De lo que ella se dio
cuenta era que mientras le miraba las piernas estaba despidiéndome. Yo había
decidido que el campus era nada más que un lugar donde esconderse. Y había
adictos al campus que se quedaban allí para siempre. El ambiente de toda la
Universidad era una farsa. Nunca te advertían sobre lo que ibas a encontrar en
la vida real. Te llenaban de teoría pero no te contaban lo terrible que era la
calle. La educación universitaria podía destrozar para siempre a una persona. Y
los libros podían idiotizarte.
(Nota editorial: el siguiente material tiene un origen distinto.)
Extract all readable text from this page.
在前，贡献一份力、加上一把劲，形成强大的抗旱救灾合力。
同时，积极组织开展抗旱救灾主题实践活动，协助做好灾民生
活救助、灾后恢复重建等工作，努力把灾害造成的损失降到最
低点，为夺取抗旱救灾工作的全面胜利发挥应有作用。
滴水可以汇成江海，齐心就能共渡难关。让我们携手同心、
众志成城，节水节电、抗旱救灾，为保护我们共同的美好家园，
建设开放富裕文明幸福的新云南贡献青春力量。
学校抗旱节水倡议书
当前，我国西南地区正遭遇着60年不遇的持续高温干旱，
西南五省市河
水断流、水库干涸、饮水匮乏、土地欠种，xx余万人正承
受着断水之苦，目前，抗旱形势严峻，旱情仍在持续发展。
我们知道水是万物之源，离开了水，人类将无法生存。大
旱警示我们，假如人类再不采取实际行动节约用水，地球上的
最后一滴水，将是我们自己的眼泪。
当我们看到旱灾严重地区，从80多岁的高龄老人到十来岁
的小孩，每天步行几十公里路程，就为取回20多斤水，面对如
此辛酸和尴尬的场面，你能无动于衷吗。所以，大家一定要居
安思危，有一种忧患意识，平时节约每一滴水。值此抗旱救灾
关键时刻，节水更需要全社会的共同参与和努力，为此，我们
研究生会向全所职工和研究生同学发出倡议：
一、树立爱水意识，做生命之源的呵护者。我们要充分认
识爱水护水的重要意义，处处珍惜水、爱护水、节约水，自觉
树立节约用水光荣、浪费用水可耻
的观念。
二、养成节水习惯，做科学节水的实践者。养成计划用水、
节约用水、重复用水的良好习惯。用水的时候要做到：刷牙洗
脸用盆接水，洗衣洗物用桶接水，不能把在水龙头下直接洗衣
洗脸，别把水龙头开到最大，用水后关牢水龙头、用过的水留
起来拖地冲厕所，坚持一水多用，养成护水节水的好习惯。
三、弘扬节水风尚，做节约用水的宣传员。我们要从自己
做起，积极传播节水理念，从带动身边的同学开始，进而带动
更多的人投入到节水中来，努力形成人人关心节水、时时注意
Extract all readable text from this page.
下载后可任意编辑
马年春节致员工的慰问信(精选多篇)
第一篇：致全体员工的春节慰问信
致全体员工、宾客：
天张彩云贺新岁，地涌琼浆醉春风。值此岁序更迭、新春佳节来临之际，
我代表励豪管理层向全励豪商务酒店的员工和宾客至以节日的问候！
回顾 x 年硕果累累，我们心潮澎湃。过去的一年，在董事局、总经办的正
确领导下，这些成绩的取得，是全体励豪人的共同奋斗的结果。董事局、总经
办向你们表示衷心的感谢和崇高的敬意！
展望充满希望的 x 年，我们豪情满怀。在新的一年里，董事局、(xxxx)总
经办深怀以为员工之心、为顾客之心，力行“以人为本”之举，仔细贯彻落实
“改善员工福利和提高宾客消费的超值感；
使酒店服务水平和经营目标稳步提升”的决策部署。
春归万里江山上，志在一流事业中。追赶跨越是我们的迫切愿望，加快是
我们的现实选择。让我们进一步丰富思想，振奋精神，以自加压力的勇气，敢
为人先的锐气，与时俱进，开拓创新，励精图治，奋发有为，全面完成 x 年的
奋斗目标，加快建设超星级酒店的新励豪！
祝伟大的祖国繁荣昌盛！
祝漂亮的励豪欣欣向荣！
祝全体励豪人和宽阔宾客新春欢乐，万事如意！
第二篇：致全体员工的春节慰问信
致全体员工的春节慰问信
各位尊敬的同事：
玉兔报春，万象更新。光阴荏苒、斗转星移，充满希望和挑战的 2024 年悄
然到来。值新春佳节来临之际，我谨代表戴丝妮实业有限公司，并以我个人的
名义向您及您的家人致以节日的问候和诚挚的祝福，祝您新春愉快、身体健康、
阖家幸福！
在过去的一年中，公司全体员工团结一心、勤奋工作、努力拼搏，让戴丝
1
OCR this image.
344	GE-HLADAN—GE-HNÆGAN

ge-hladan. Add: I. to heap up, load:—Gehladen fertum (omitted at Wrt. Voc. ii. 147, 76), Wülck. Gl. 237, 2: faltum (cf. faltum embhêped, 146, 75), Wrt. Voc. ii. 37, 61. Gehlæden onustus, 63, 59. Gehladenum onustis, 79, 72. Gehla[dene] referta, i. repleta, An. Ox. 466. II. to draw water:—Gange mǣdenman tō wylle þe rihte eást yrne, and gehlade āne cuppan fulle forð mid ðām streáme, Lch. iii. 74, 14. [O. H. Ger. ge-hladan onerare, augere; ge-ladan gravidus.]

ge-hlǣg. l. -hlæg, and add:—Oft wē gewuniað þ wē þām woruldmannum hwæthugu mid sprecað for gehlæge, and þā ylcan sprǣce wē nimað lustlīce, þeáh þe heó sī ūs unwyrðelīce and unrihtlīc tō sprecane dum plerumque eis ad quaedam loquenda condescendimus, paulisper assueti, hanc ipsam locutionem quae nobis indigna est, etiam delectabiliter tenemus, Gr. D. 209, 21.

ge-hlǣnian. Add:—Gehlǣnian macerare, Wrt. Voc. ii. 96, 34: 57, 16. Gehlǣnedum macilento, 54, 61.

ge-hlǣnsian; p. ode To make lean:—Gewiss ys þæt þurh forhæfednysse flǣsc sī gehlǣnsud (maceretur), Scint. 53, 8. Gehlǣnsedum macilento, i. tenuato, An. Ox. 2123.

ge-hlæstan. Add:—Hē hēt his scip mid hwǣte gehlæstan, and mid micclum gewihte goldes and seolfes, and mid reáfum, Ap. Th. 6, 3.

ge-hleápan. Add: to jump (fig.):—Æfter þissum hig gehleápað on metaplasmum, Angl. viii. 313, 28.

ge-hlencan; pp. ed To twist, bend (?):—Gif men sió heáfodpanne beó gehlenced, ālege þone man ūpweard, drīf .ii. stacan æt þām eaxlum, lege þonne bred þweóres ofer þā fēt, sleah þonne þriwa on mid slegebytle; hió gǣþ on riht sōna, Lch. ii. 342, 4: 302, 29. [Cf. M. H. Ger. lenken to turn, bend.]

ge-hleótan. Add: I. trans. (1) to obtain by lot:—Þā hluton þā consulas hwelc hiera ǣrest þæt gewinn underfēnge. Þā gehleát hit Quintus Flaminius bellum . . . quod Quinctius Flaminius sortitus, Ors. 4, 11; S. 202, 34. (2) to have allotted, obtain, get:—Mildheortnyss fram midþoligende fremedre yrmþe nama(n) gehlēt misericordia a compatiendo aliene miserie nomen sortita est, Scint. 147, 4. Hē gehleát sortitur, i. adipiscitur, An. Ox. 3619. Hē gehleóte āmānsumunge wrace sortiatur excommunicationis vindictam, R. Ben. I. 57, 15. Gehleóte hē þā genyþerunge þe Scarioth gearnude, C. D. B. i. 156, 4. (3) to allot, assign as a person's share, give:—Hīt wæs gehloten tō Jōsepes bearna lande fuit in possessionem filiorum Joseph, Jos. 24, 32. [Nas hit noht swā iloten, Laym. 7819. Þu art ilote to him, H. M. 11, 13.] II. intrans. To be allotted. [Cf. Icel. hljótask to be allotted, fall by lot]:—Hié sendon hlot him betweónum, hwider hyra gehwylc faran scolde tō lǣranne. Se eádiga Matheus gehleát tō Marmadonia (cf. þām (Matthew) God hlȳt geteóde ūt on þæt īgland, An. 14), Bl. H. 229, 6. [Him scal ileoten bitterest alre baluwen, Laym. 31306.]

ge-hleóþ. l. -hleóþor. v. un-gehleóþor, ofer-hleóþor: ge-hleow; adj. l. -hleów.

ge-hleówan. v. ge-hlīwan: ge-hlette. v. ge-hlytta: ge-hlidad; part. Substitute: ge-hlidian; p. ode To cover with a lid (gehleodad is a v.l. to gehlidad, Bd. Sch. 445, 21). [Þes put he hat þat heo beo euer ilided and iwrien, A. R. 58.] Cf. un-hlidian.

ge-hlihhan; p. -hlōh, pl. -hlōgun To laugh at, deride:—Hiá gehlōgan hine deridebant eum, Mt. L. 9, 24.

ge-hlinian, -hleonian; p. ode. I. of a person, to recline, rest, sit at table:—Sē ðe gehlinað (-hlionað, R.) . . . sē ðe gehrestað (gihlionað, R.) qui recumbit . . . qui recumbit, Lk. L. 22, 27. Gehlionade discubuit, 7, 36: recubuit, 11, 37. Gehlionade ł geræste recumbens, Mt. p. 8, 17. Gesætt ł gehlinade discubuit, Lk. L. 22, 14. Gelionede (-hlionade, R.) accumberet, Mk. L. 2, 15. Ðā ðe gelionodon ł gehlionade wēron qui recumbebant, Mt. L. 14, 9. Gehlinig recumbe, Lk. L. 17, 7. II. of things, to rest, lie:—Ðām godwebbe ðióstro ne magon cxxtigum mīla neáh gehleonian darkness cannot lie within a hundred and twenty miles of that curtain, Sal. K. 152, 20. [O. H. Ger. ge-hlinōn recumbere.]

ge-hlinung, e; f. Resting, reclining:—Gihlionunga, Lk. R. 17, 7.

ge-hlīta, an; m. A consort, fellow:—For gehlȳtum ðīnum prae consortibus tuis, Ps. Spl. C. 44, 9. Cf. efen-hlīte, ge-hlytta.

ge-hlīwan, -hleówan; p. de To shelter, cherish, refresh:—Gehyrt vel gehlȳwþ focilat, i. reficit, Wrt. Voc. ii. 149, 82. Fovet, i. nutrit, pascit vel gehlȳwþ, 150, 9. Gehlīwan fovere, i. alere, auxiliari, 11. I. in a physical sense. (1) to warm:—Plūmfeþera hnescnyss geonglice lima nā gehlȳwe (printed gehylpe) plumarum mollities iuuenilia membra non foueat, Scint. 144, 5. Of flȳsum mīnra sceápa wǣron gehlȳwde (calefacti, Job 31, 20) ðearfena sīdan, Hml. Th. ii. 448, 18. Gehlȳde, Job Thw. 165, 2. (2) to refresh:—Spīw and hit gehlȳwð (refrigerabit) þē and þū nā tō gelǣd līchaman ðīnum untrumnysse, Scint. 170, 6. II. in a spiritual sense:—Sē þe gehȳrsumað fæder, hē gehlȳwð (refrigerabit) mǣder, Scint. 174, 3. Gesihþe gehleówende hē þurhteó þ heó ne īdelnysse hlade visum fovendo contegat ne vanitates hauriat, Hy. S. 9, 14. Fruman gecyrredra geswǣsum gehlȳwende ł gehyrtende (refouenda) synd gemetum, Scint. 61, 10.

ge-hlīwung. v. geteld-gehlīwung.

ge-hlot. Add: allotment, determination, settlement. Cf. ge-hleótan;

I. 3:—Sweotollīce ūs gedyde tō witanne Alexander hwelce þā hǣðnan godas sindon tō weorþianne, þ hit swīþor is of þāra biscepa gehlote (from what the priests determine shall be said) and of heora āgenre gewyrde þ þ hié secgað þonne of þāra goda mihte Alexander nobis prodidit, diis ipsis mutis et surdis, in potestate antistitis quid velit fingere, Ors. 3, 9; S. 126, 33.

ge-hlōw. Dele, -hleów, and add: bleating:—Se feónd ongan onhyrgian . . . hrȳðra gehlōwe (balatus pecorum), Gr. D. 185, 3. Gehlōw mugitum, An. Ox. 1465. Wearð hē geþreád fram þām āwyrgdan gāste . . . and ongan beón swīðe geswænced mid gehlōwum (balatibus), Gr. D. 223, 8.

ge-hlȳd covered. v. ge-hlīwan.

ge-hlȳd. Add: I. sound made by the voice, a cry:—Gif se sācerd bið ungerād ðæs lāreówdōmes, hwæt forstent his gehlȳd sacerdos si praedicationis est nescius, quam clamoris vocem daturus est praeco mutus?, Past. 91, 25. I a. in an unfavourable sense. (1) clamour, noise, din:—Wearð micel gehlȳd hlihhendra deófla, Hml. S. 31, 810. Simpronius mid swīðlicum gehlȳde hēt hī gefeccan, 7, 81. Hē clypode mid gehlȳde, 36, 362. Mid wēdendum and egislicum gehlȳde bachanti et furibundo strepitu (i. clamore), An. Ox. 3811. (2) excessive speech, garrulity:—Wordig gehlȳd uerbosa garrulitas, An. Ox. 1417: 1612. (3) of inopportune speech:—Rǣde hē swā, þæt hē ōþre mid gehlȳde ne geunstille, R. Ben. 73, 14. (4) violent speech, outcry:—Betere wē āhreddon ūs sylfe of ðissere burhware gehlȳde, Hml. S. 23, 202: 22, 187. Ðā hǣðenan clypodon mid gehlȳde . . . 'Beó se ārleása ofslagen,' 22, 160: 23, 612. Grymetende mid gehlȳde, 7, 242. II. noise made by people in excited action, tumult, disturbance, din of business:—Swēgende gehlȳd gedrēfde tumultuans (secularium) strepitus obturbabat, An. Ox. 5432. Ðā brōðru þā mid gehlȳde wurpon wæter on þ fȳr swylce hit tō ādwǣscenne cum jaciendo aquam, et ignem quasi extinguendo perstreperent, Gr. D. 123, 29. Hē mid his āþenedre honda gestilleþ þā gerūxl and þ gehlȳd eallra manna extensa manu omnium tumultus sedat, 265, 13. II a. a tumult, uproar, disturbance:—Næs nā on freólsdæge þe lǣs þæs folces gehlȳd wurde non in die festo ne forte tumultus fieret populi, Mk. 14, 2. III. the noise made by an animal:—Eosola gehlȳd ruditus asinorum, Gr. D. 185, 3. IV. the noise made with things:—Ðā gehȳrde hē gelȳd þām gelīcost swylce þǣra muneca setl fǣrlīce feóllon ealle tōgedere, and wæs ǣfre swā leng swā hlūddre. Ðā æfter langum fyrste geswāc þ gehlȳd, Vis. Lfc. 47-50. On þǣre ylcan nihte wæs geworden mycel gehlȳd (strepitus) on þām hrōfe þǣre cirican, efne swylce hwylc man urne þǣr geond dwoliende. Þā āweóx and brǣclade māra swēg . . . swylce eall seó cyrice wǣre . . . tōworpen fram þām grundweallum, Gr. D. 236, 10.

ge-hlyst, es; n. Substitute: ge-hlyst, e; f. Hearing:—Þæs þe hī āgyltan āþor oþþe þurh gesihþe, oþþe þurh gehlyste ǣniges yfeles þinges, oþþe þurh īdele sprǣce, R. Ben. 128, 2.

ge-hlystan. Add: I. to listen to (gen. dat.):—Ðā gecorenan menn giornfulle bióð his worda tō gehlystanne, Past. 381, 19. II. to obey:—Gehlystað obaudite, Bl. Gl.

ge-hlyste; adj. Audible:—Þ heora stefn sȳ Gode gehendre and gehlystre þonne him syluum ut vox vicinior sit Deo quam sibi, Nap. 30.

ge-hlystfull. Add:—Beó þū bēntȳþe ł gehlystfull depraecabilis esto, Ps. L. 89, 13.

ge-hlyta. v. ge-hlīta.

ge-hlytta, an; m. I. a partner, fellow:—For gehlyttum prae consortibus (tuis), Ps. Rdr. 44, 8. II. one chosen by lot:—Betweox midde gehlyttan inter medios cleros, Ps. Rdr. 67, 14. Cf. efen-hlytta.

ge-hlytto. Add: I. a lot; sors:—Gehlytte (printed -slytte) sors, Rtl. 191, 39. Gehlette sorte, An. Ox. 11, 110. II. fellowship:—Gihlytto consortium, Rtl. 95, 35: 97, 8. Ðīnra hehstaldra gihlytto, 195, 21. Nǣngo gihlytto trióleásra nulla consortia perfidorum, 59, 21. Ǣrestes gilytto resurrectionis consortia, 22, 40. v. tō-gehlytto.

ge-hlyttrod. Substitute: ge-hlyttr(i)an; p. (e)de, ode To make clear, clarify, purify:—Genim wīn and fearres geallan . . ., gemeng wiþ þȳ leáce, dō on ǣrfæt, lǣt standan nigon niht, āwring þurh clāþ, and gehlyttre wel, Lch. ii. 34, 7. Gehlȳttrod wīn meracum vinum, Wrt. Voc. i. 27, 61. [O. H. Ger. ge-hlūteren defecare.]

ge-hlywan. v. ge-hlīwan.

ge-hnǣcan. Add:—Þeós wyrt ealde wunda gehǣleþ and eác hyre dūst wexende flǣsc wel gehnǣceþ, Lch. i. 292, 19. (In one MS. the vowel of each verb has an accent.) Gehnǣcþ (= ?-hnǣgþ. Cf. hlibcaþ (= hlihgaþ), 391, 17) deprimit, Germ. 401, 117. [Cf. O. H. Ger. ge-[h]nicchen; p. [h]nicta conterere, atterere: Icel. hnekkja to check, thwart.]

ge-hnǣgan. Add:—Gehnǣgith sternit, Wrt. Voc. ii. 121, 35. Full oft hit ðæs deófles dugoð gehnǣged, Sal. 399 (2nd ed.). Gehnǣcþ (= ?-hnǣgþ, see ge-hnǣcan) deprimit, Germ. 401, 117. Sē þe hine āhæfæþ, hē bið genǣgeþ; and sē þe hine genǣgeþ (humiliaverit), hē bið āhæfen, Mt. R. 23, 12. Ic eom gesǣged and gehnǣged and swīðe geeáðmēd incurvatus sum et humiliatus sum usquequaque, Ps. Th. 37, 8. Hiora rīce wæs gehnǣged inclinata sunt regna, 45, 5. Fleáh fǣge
Cuando zafabas de ellos y realmente salías afuera,
era cuando precisabas saber lo que jamás te enseñaron. Yo había decidido terminar
ese semestre para engancharme con la pandilla del Pestoso o con alguien que
tuviera cojones para robar una licorería, o un banco.
-Sabía que usted se iba a
terminar los cursos -dijo ella suavemente.
-“Empezar” con otra cosa
sería una palabra más correcta.
-Va a haber una guerra.
¿Leyó el “Marinero del Bremen”?
-A mí las porquerías del New
Yorker no me interesan.
-Pero para entender lo que
estás pasando tienen que leer esas cosas.
-No pienso lo mismo.
-Usted se rebela contra todo.
¡Cómo piensa sobrevivir?
-No tengo idea. Pero ya
estoy cansado.
La señorita Curtis se
quedó mirando un rato largo la mesa. Y después em encaró:
-Vamos a entrar en esa
guerra sea como sea. ¿Piensa participar?
-No me importa la guerra.
Y no sé si voy a participar.
-Sería un buen marine.
Sonreí un momento
pensando en aquella idea, pero después la rechacé.
-Si se queda otro
semestre -dijo ella- va a poder conseguir todo lo que quiera…
Nos quedamos mirándonos,
y los dos sabíamos perfectamente lo que ella acababa de sugerirme
-No -contesté. -Me voy.
Después fui hasta la puerta y antes de salir le hice una leve y rápida seña de despedida con la cabeza. Cuando empecé a caminar por entre los árboles del campus tuve la sensación de que había muchachos y muchachas juntos por todos lados. La señorita Curtis se había quedado sentada sola frente a su mesa mientras yo caminaba solo. Qué gran triunfo hubiera sido. Besarle los labios ceceantes y acariciarle las piernas abiertas mientras Hitler devoraba Europa y planeaba invadir Londres.